【青森県国公発】
11月13〜14日の二日間、青森県五所川原市で、地域主権問題をテーマに「自治体・地域づくりセミナー」が開催され、青森県国公もシンポジストとして討論に参加しました。
このセミナーは、青森県地域自治体問題研究所の主催で毎年開催されているもので、今回で10回目となります。県内外各地から市民や学識経験者、自治体や労働組合の関係者、市民などなど約80名が参加。青森県国公からも全労働、全国税、全建労から計8名が参加しました。今年は主要課題として地域主権改革を取り上げ、青森の地域性を踏まえた議論とおして学習を深めました。
1日目は、日本大学の永山利和教授が基調講演を行い、次いでシンポジウムでは青森県国公から伊藤嘉明事務局長、自治労連の木村雅英中央執行委員、NPO法人あいゆうの八木橋敏晃さんがシンポジストを行いました。2日目には、青森県労連の奥村榮議長、青森県社保協の山本公行副会長がそれぞれ特別報告を行いました。
青森県国公が、職場実態と地域主権改革の問題点を告発
まず、「地域主権改革と今後の地方自治」と題して基調講演を行った日大商学部の永山利和教授は、民主党の地域主権改革について、「自民党時代からの新自由主義的な政策を引き継ぐもの。基本的人権の保証を国から地方にゆだね、限られた大企業が利益を上げるために有利な国づくりが目指されている」と指摘しました。
次いで、シンポジウム「職場の実態と地域主権改革の問題点」においては、公務職場について青森県国公の伊藤事務局長が、保育問題について自治労連の木村雅英中央執行委員が、障害者福祉の現場について八木橋利晃NPO法人あいゆう管理者が、それぞれの立場から地域主権改革への懸念を表明しました。
伊藤事務局長は、全建労作成のDVD「あなたの町は大丈夫?」を教材に、公務が地域社会において果たすべき役割の重要性を強調。あわせて、昨今急浮上したハローワークの官民共同窓口にかかる厚生労働省の構想について、「市民や利用者への影響や、公務の果たすべき役割についての議論は全く不十分。現状でいわれている地域主権改革には反対せざるを得ない」と指摘しました。

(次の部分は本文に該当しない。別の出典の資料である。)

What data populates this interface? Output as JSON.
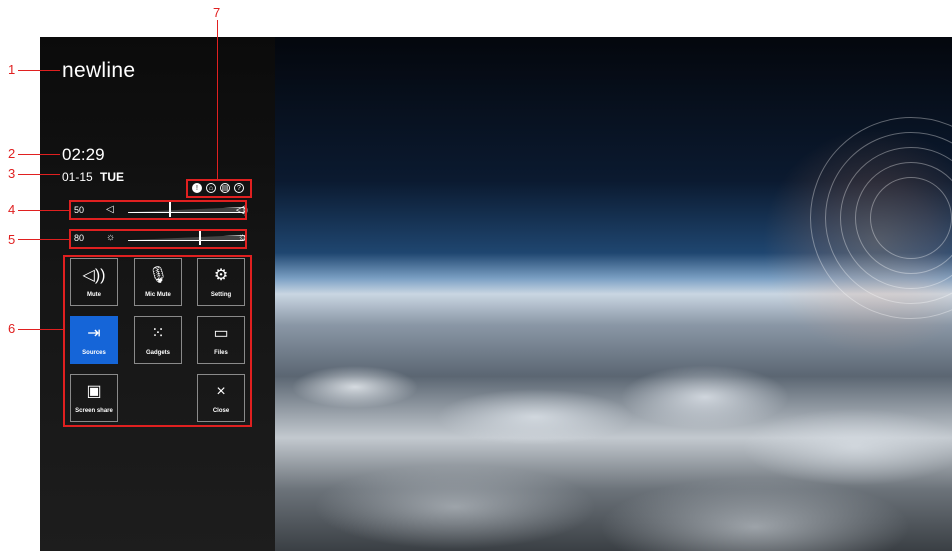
{
  "sidebar": {
    "logo": "newline",
    "time": "02:29",
    "date": "01-15",
    "weekday": "TUE",
    "status_icons": [
      "info-icon",
      "lock-icon",
      "printer-icon",
      "help-icon"
    ],
    "volume": {
      "value": "50",
      "level": 0.35,
      "left_icon": "speaker-low-icon",
      "right_icon": "speaker-high-icon"
    },
    "brightness": {
      "value": "80",
      "level": 0.6,
      "left_icon": "brightness-low-icon",
      "right_icon": "brightness-high-icon"
    },
    "tiles": [
      {
        "label": "Mute",
        "icon": "speaker-icon",
        "active": false
      },
      {
        "label": "Mic Mute",
        "icon": "microphone-icon",
        "active": false
      },
      {
        "label": "Setting",
        "icon": "gear-icon",
        "active": false
      },
      {
        "label": "Sources",
        "icon": "sources-icon",
        "active": true
      },
      {
        "label": "Gadgets",
        "icon": "grid-dots-icon",
        "active": false
      },
      {
        "label": "Files",
        "icon": "folder-icon",
        "active": false
      },
      {
        "label": "Screen share",
        "icon": "screen-share-icon",
        "active": false
      },
      {
        "label": "Close",
        "icon": "close-icon",
        "active": false
      }
    ]
  },
  "callouts": [
    "1",
    "2",
    "3",
    "4",
    "5",
    "6",
    "7"
  ],
  "colors": {
    "accent": "#1565d8",
    "callout": "#e02020"
  }
}
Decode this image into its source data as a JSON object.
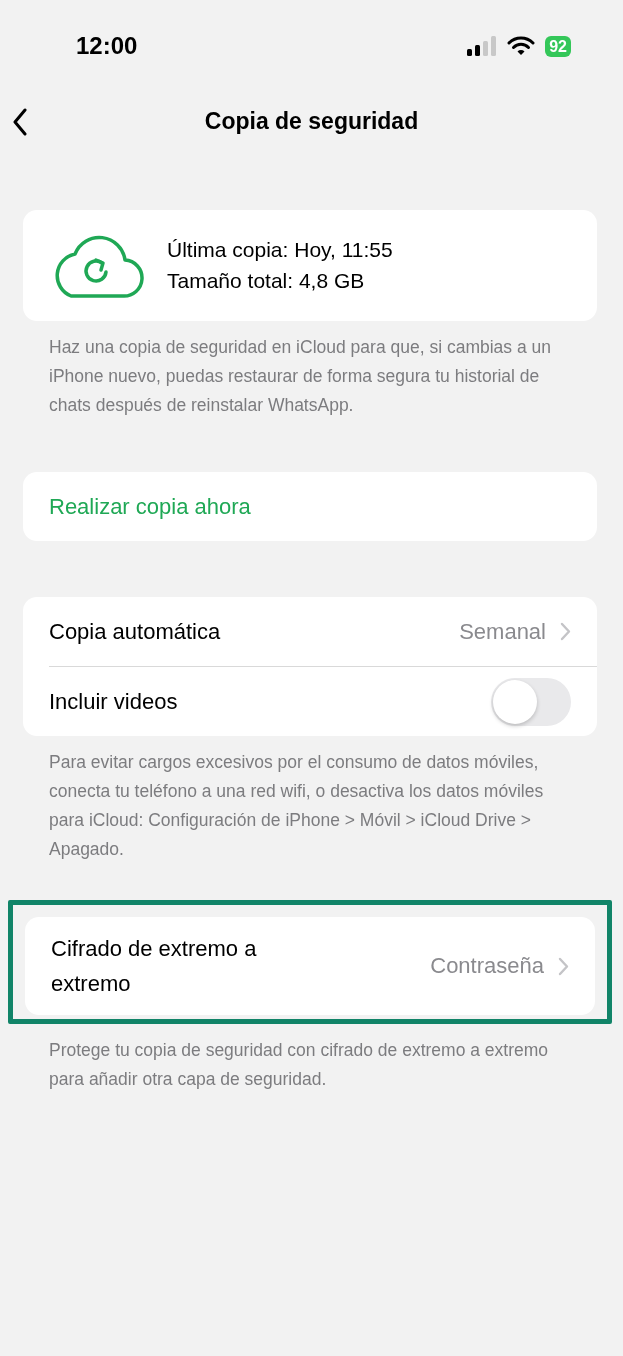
{
  "status_bar": {
    "time": "12:00",
    "battery": "92"
  },
  "nav": {
    "title": "Copia de seguridad"
  },
  "backup_info": {
    "lines": [
      "Última copia: Hoy, 11:55",
      "Tamaño total: 4,8 GB"
    ],
    "footer": "Haz una copia de seguridad en iCloud para que, si cambias a un iPhone nuevo, puedas restaurar de forma segura tu historial de chats después de reinstalar WhatsApp."
  },
  "action": {
    "label": "Realizar copia ahora"
  },
  "settings": {
    "rows": [
      {
        "kind": "value",
        "label": "Copia automática",
        "value": "Semanal"
      },
      {
        "kind": "toggle",
        "label": "Incluir videos",
        "on": false
      }
    ],
    "footer": "Para evitar cargos excesivos por el consumo de datos móviles, conecta tu teléfono a una red wifi, o desactiva los datos móviles para iCloud: Configuración de iPhone > Móvil > iCloud Drive > Apagado."
  },
  "encryption": {
    "highlighted": true,
    "label": "Cifrado de extremo a extremo",
    "value": "Contraseña",
    "footer": "Protege tu copia de seguridad con cifrado de extremo a extremo para añadir otra capa de seguridad."
  }
}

自治労連の木村中執は、「民主党政権の『新成長戦略』において、保育の産業化が目指されている。地域主権改革は、福祉領域の市場化と一体で進められている。構造改革の中でいわれている『新しい公共』なるものは、実質は国が保証すべきサービスの放棄を意味する」と指摘しました。

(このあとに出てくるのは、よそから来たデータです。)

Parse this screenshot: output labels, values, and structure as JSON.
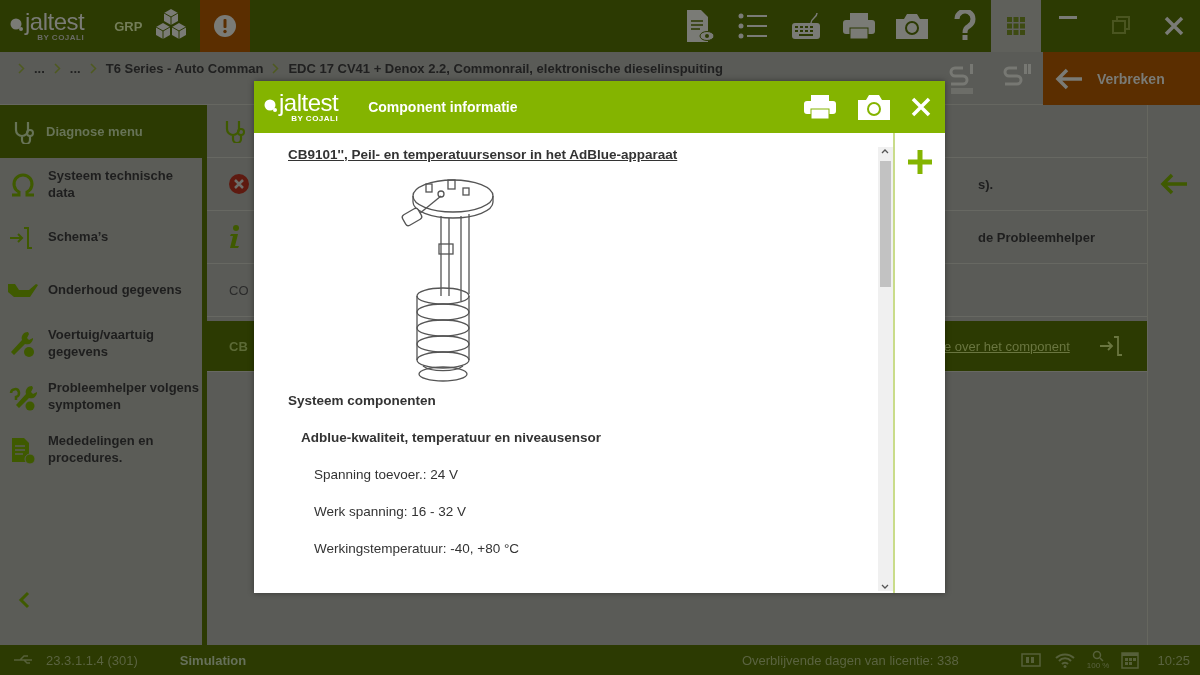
{
  "top_bar": {
    "logo": {
      "name": "jaltest",
      "byline": "BY COJALI"
    },
    "group": "GRP"
  },
  "breadcrumb": {
    "items": [
      "...",
      "...",
      "T6 Series - Auto Comman",
      "EDC 17 CV41 + Denox 2.2, Commonrail, elektronische dieselinspuiting"
    ],
    "disconnect_button": "Verbreken"
  },
  "sidebar": {
    "header": "Diagnose menu",
    "items": [
      {
        "label": "Systeem technische data"
      },
      {
        "label": "Schema’s"
      },
      {
        "label": "Onderhoud gegevens"
      },
      {
        "label": "Voertuig/vaartuig gegevens"
      },
      {
        "label": "Probleemhelper volgens symptomen"
      },
      {
        "label": "Mededelingen en procedures."
      }
    ]
  },
  "main": {
    "rows": [
      {
        "kind": "error",
        "left": "",
        "right": "s).",
        "selected": false
      },
      {
        "kind": "info",
        "left": "",
        "right": "de Probleemhelper",
        "selected": false
      },
      {
        "kind": "plain",
        "left": "CO",
        "right": "",
        "selected": false
      },
      {
        "kind": "link",
        "left": "CB",
        "right": "e over het component",
        "selected": true
      }
    ]
  },
  "modal": {
    "logo": {
      "name": "jaltest",
      "byline": "BY COJALI"
    },
    "title": "Component informatie",
    "heading": "CB9101'', Peil- en temperatuursensor in het AdBlue-apparaat",
    "section": "Systeem componenten",
    "component": "Adblue-kwaliteit, temperatuur en niveausensor",
    "specs": [
      "Spanning toevoer.: 24 V",
      "Werk spanning: 16 - 32 V",
      "Werkingstemperatuur: -40, +80 °C"
    ]
  },
  "status_bar": {
    "version": "23.3.1.1.4 (301)",
    "mode": "Simulation",
    "license": "Overblijvende dagen van licentie: 338",
    "zoom": "100 %",
    "time": "10:25"
  }
}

八木橋さんは障害者施設の職場実態にふれ、「障害者自立支援法はすべてのサービスに10%の本人負担を強い、障害者にとってきわめて重い。支援法施行当時、地域ごとに独自のサービスを受けられるというふれこみだったが、実現しなかった」として、地域主権がその謳い文句に反して地域の切り捨てになることへの危惧を表明しました。
討論では、憲法の基本的人権、特に25条を中心とした社会権の保障をめざす運動の重要性が強調されました。
憲法を軸にして世論広げる運動すすめよう
2日目の特別報告で、青森県労連の奥村栄議長が「青森県の労働者・県民の状態から見た運動の課題」と題して特別報告を行いました。青森県内の労働者の実態について、アンケートの調査結果をもとに報告し、「労働者の貧困と苦境の背後にあるのは、構造改革路線による対米従属・大企業優遇の政策。そのツケを青森県の労働者市民が負わされている。憲法と労働者の団結を軸にしたたたかいが求められる」と話しました。

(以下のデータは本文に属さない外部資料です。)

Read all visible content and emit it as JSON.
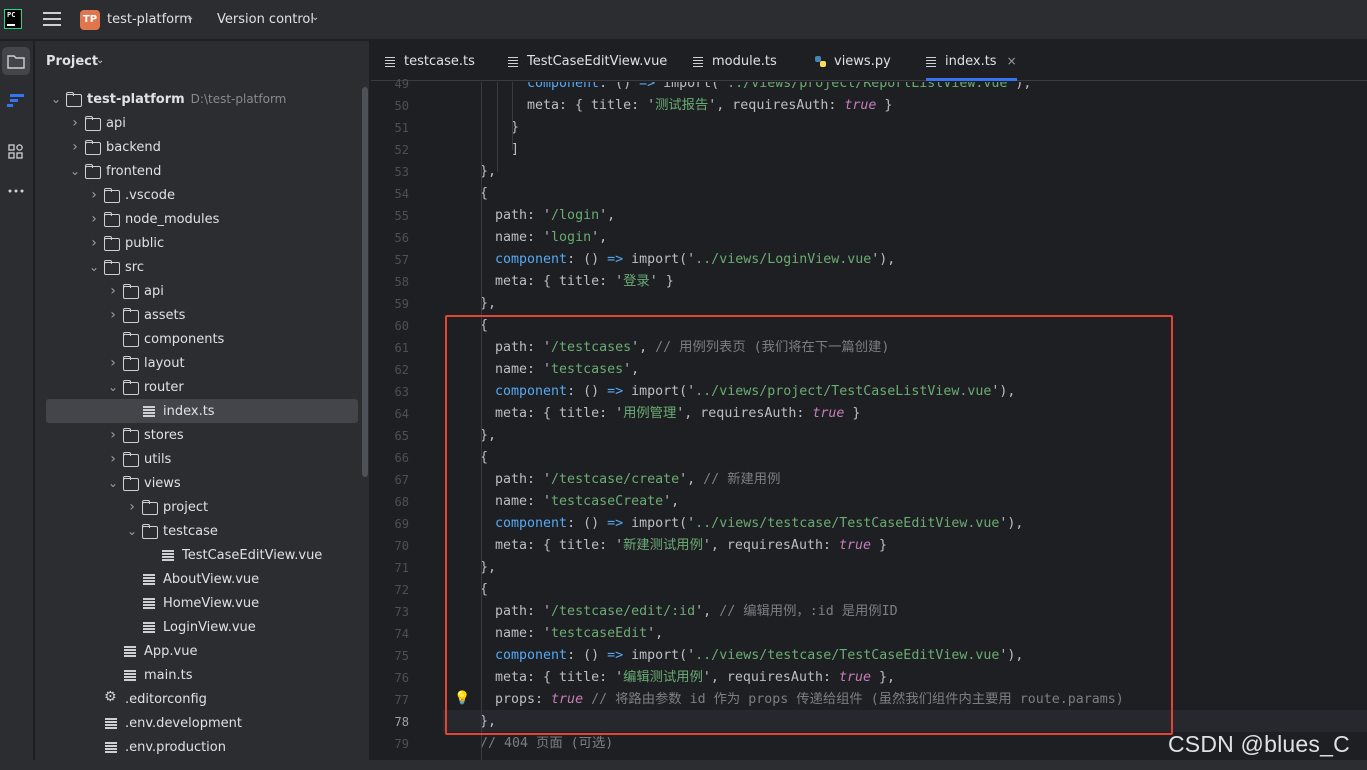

青森社保協の山本公行副会長は、「国保の現状と問題点」と題して特別報告。年収200万円世帯に年間46万円の国保料負担が生じるなど、国保料値上げが低所得者層を直撃している弘前市の例で実態を報告しました。また、民主党が国保の広域化を推進していることにふれ、「小泉構造改革の延長上にある発想。各自治体が国民健康保険の事業を手放したい一心で広域化賛成に回るのは無責任。赤字自治体同士が広域連合を組んでも赤字のままで、国保財政の再建にはならない。国庫負担を増やすことが重要だ」と指摘しました。
地域主権改革という課題の大きさから、すべてについて十分な議論ができたとは必ずしもいえないものの、公務の役割と地域社会の活性化について、憲法を軸にした議論の端緒が確認できた点で有意義なセミナーだったといえます。地域主権改革は公務職場だけでなく、市民生活をも脅かすことを広く訴えかけ、認識を共有するよい機会となった点も特筆したいと思います。